As a chiropractor, I have an opinion on this one. Whiplash injuries are common & so is the patient whose chronic neck pain has been present “since that accident.”
Whiplash occurs when the head gets thrown back and forth as a result of a sudden change in momentum of the head relative to the neck, resulting in strains affecting the bones, discs, muscles, nerves, or tendons of the neck.
We used to call them hyperflexion / hyperextension injuries, but more careful evaluation showed that the neck does not always go beyond it’s normal range of motion. Rather, small regions of the cervical spine undergo too much flexion and too much extension. Consider an “S” shaped spring getting crunched down from the top–there will be areas of the spring that get scrunched and areas that get stretched. This is closer to what we understand happens during a whiplash type of injury.
Because of this type of injury, studies have identified multiple problems with patients who suffer this type of injury. Fat deposits in the muscles. Change in the muscular coordination of the neck. Jaw pain. Chronic pain. All are potential outcomes following a whiplash type injury.

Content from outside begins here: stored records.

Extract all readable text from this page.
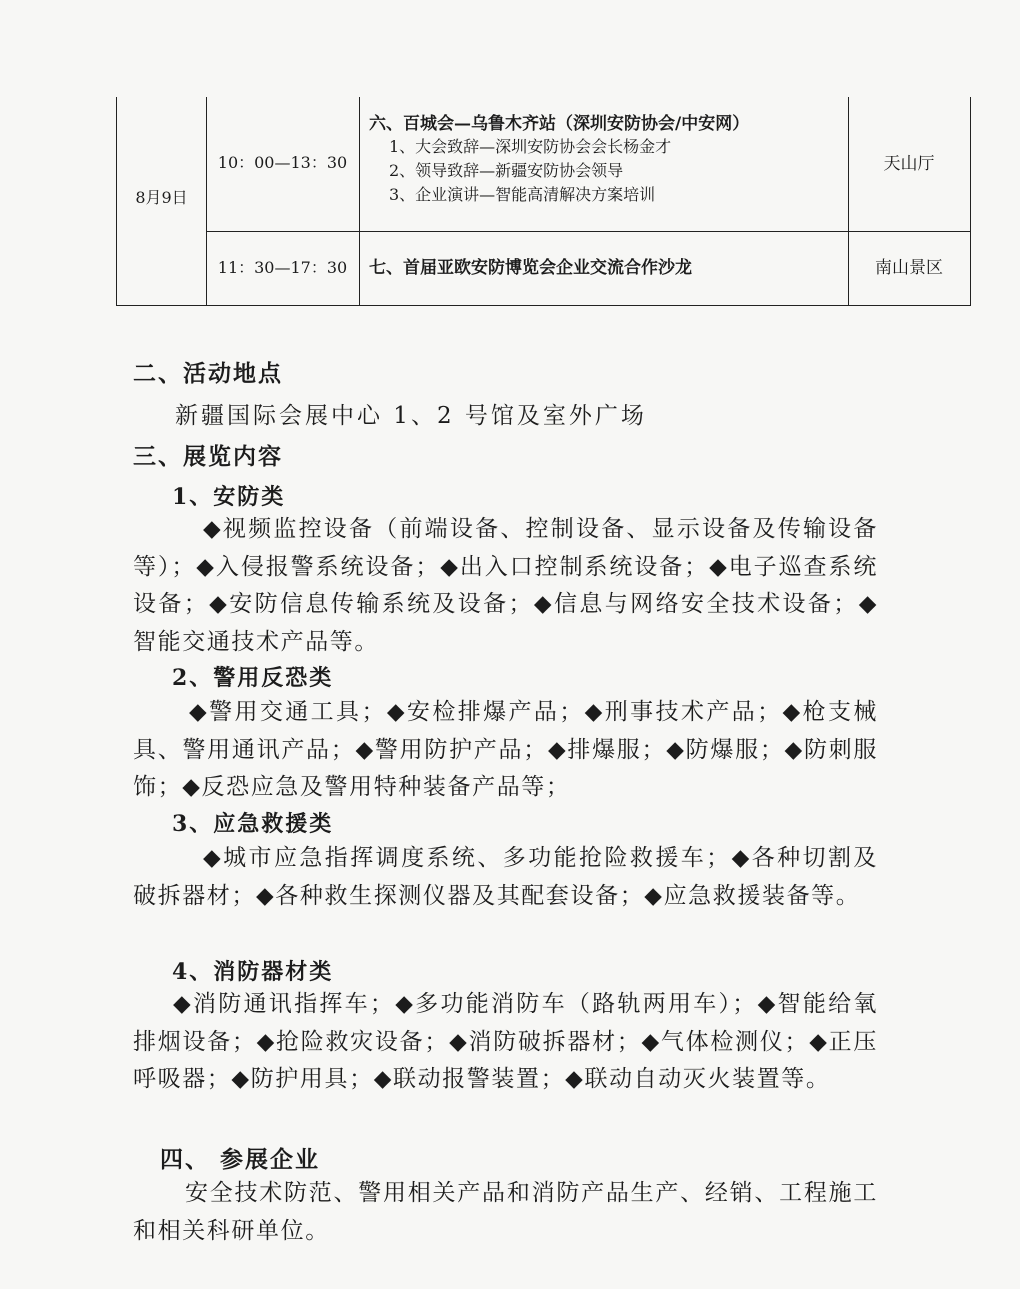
8月9日
10：00—13：30
六、百城会—乌鲁木齐站（深圳安防协会/中安网）
1、大会致辞—深圳安防协会会长杨金才
2、领导致辞—新疆安防协会领导
3、企业演讲—智能高清解决方案培训
天山厅
11：30—17：30	七、首届亚欧安防博览会企业交流合作沙龙	南山景区
二、活动地点
新疆国际会展中心 1、2 号馆及室外广场
三、展览内容
1、安防类
◆视频监控设备（前端设备、控制设备、显示设备及传输设备等）；◆入侵报警系统设备；◆出入口控制系统设备；◆电子巡查系统设备；◆安防信息传输系统及设备；◆信息与网络安全技术设备；◆智能交通技术产品等。
2、警用反恐类
◆警用交通工具；◆安检排爆产品；◆刑事技术产品；◆枪支械具、警用通讯产品；◆警用防护产品；◆排爆服；◆防爆服；◆防刺服饰；◆反恐应急及警用特种装备产品等；
3、应急救援类
◆城市应急指挥调度系统、多功能抢险救援车；◆各种切割及破拆器材；◆各种救生探测仪器及其配套设备；◆应急救援装备等。
4、消防器材类
◆消防通讯指挥车；◆多功能消防车（路轨两用车）；◆智能给氧排烟设备；◆抢险救灾设备；◆消防破拆器材；◆气体检测仪；◆正压呼吸器；◆防护用具；◆联动报警装置；◆联动自动灭火装置等。
四、 参展企业
安全技术防范、警用相关产品和消防产品生产、经销、工程施工和相关科研单位。
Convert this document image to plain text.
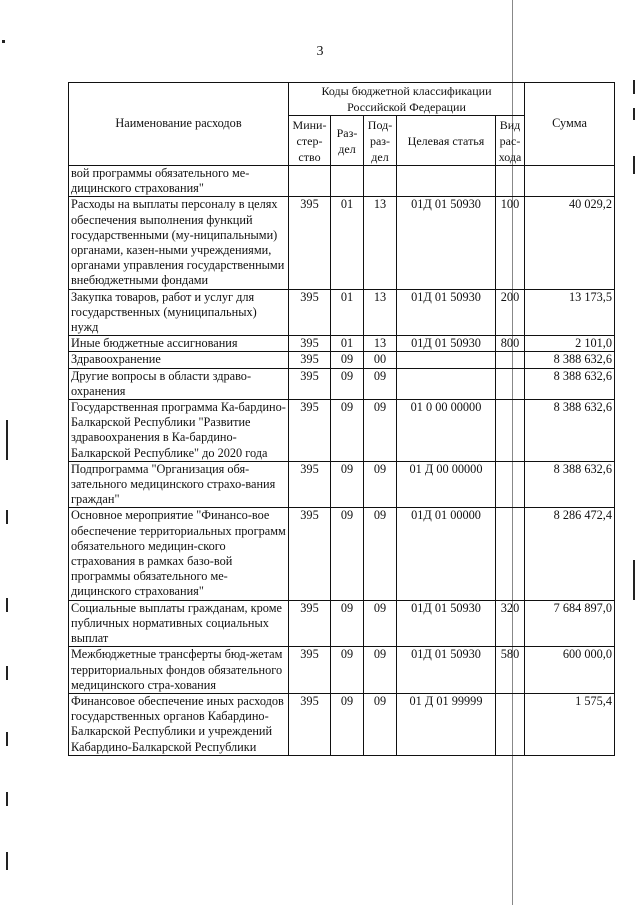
3
Наименование расходов	Коды бюджетной классификации Российской Федерации					Сумма
	Мини-стер-ство	Раз-дел	Под-раз-дел	Целевая статья	Вид рас-хода	
вой программы обязательного ме-дицинского страхования"						
Расходы на выплаты персоналу в целях обеспечения выполнения функций государственными (му-ниципальными) органами, казен-ными учреждениями, органами управления государственными внебюджетными фондами	395	01	13	01Д 01 50930	100	40 029,2
Закупка товаров, работ и услуг для государственных (муниципальных) нужд	395	01	13	01Д 01 50930	200	13 173,5
Иные бюджетные ассигнования	395	01	13	01Д 01 50930	800	2 101,0
Здравоохранение	395	09	00			8 388 632,6
Другие вопросы в области здраво-охранения	395	09	09			8 388 632,6
Государственная программа Ка-бардино-Балкарской Республики "Развитие здравоохранения в Ка-бардино-Балкарской Республике" до 2020 года	395	09	09	01 0 00 00000		8 388 632,6
Подпрограмма "Организация обя-зательного медицинского страхо-вания граждан"	395	09	09	01 Д 00 00000		8 388 632,6
Основное мероприятие "Финансо-вое обеспечение территориальных программ обязательного медицин-ского страхования в рамках базо-вой программы обязательного ме-дицинского страхования"	395	09	09	01Д 01 00000		8 286 472,4
Социальные выплаты гражданам, кроме публичных нормативных социальных выплат	395	09	09	01Д 01 50930	320	7 684 897,0
Межбюджетные трансферты бюд-жетам территориальных фондов обязательного медицинского стра-хования	395	09	09	01Д 01 50930	580	600 000,0
Финансовое обеспечение иных расходов государственных органов Кабардино-Балкарской Республики и учреждений Кабардино-Балкарской Республики	395	09	09	01 Д 01 99999		1 575,4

This particular study continues to paint a depressing picture for those who have had this type of injury. Researchers found changes in those who are suffering from chronic whiplash pain during exercise.
Normally, exercise stimulates the release of built in pain relievers (endogenous). Everyone’s heard of the experience known as “runner’s high” when these opioid-like compounds are released by the body. However, in the chronic whiplash patients, they did not experience the pain reduction associated with exercise like the normal patients did. They were more likely to have an increase in pain after they exercise rather than improvement.
So what is the solution? I’ve already mentioned my bias. I can tell you, from personal experience over 15 years of practice, that when patients get in to our office for treatment within hours of an accident, they never seem to get to the severe levels of pain that we see when compared to patients who come in days or weeks after the injury.
Regardless of where you go for treatment, make sure that all of the potentially injured tissues (ligaments, tendons, fascia, joints, etc..) are treated. Just exercising or just adjusting or just medications will likely not fully address the nature of the tissue damage that occurs in a whiplash type of injury. Only treatments that encompass both the joints (adjusting) and the soft tissues that are injured is likely to be successful at preventing your injury from becoming chronic.
If you have had a whiplash injury in the past, what did you do to fully recover? Or do you still deal with chronic pain?